Sunrun Future Earnings Per Share Growth

Sunrun Future Earnings Per Share Growth

Risks

What could happen that would invalidate this narrative?
  • The sunset of key federal incentives, such as the 25D homeowner tax credit in 2025 and the reduction in the 48E commercial ITC for solar starting in 2028, will likely shrink the overall residential solar market and could materially reduce Sunrun's addressable market and growth, directly impacting future revenue and profit growth.
  • Despite Sunrun's confidence in cost reduction initiatives, persistent or recurring inflation in equipment and input costs, as well as the risk of higher customer acquisition costs or inability to reduce them, could erode margins and jeopardize the company's ability to maintain or grow net earnings over the long term.
  • Sunrun's capital-intensive financing model, which relies on asset-backed debt and tax equity, exposes the company to ongoing refinancing risk and rising borrowing costs amidst volatile or higher interest rates, threatening balance sheet stability and compressing net margins.
  • Increasing competition from integrated energy providers, utility-scale solar projects, and new technology entrants may outpace Sunrun's ability to differentiate and could erode both market share and pricing power, putting sustained pressure on revenue and profitability.
  • Ongoing uncertainty and potential negative policy shifts at both state and federal levels, including possible retroactive changes to incentive eligibility or reductions in state-level support, could prolong payback periods and deter new customer acquisitions, with resulting adverse effects on revenue and future earnings.

Valuation

How have all the factors above been brought together to estimate a fair value?
  • The assumed bullish price target for Sunrun is $23.66, which represents two standard deviations above the consensus price target of $14.92. This valuation is based on what can be assumed as the expectations of Sunrun's future earnings growth, profit margins and other risk factors from analysts on the bullish end of the spectrum.
  • However, there is a degree of disagreement amongst analysts, with the most bullish reporting a price target of $25.0, and the most bearish reporting a price target of just $9.0.
  • In order for you to agree with the bullish analysts, you'd need to believe that by 2028, revenues will be $3.7 billion, earnings will come to $1.6 billion, and it would be trading on a PE ratio of 5.3x, assuming you use a discount rate of 12.3%.
  • Given the current share price of $13.92, the bullish analyst price target of $23.66 is 41.2% higher.
  • We always encourage you to reach your own conclusions though. So sense check these analyst numbers against your own assumptions and expectations based on your understanding of the business and what you believe is probable.

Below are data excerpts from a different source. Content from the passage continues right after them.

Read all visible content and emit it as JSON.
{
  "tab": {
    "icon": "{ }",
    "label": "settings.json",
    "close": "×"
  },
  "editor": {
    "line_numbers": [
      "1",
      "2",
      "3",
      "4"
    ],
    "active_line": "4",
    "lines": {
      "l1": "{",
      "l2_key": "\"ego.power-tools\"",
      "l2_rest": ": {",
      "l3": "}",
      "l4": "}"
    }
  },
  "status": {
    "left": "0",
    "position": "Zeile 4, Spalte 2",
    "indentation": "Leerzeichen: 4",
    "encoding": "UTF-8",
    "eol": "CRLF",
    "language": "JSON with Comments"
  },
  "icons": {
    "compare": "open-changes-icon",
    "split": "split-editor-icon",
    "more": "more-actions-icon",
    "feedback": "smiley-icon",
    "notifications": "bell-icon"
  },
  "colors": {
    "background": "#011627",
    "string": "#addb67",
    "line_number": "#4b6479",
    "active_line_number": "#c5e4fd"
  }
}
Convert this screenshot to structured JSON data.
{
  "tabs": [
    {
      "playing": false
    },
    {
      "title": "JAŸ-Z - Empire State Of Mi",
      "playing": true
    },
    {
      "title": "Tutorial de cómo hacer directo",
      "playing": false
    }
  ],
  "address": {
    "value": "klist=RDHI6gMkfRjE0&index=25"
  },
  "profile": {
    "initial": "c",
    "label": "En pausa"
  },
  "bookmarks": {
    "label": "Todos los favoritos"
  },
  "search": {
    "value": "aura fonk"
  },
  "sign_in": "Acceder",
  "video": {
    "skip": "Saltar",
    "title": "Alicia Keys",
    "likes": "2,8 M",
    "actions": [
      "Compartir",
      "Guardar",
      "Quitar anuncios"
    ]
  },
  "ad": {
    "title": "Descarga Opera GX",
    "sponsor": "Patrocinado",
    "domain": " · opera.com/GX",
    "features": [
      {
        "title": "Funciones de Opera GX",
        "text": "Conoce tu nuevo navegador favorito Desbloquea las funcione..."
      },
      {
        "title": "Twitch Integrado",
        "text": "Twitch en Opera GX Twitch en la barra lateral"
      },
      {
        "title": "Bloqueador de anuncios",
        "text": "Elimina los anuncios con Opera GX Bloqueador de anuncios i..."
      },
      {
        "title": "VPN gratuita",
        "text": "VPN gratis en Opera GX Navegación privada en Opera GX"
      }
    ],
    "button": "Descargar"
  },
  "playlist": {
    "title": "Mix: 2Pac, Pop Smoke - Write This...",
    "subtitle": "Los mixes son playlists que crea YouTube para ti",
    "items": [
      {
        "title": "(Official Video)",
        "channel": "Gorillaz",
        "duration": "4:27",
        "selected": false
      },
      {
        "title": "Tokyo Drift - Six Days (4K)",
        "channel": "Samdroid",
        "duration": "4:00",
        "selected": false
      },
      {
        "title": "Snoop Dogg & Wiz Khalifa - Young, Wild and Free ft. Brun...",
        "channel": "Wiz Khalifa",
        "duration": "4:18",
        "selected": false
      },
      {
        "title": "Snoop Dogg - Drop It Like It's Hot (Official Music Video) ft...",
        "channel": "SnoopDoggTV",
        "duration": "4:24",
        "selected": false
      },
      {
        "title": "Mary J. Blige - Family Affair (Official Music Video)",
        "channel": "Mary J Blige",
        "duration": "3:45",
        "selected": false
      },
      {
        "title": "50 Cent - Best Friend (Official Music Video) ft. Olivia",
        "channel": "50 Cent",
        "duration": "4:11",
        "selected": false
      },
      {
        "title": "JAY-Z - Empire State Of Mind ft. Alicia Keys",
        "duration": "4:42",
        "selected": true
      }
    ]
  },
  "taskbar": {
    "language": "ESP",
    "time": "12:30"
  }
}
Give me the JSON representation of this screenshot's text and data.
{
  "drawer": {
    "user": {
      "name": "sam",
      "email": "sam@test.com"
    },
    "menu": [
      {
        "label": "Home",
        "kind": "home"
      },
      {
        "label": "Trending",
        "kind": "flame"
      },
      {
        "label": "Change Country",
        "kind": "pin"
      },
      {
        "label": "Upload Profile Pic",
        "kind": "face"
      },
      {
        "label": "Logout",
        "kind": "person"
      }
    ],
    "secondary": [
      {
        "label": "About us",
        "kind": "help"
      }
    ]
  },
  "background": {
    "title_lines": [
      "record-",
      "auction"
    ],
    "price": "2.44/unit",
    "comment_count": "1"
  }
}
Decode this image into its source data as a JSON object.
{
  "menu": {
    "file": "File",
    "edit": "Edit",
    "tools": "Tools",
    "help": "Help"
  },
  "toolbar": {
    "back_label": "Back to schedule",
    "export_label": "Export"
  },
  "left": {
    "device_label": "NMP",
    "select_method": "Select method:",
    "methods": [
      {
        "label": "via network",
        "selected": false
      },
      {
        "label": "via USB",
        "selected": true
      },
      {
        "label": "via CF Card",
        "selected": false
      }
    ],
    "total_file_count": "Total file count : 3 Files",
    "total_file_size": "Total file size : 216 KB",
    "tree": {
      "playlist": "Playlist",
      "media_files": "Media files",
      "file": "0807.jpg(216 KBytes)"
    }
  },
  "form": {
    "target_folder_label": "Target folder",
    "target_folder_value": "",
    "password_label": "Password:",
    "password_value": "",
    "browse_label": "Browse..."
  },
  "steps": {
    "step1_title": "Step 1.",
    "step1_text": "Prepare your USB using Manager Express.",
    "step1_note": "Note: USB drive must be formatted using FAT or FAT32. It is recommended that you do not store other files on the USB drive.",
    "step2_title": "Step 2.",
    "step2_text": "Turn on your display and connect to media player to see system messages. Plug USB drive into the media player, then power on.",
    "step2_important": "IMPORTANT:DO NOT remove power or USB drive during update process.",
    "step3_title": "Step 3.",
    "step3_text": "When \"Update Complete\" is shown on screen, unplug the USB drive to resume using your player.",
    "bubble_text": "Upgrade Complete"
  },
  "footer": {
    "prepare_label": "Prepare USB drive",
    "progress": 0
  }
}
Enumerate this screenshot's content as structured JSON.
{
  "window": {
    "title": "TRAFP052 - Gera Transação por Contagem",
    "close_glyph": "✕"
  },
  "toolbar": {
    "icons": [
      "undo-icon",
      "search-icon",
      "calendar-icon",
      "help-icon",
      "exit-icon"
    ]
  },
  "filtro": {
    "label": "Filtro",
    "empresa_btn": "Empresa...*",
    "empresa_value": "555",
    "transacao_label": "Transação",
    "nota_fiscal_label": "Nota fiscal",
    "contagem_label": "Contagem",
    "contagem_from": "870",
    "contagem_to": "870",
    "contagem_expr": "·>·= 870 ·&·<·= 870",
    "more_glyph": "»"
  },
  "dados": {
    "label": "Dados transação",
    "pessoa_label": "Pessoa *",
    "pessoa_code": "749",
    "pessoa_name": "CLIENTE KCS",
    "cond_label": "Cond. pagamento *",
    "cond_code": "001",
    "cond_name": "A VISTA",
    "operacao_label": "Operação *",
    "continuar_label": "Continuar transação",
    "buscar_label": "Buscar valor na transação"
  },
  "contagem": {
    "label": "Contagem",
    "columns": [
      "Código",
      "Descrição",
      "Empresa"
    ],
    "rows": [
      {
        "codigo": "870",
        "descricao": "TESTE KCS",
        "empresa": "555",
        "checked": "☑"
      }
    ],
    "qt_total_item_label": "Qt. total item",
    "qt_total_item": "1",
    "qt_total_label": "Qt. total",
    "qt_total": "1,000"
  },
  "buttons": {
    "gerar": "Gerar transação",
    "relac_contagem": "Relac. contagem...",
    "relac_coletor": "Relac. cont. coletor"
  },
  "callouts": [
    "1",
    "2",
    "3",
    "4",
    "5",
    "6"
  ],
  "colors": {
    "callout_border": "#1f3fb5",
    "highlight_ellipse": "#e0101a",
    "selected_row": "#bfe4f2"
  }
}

How well do narratives help inform your perspective?

Disclaimer

AnalystHighTarget is a tool utilizing a Large Language Model (LLM) that ingests data on consensus price targets, forecasted revenue and earnings figures, as well as the transcripts of earnings calls to produce qualitative analysis. The narratives produced by AnalystHighTarget are general in nature and are based solely on analyst data and publicly-available material published by the respective companies. These scenarios are not indicative of the company's future performance and are exploratory in nature. Simply Wall St has no position in the company(s) mentioned. Simply Wall St may provide the securities issuer or related entities with website advertising services for a fee, on an arm's length basis. These relationships have no impact on the way we conduct our business, the content we host, or how our content is served to users. The price targets and estimates used are consensus data, and do not constitute a recommendation to buy or sell any stock, and they do not take account of your objectives, or your financial situation. Note that AnalystHighTarget's analysis may not factor in the latest price-sensitive company announcements or qualitative material.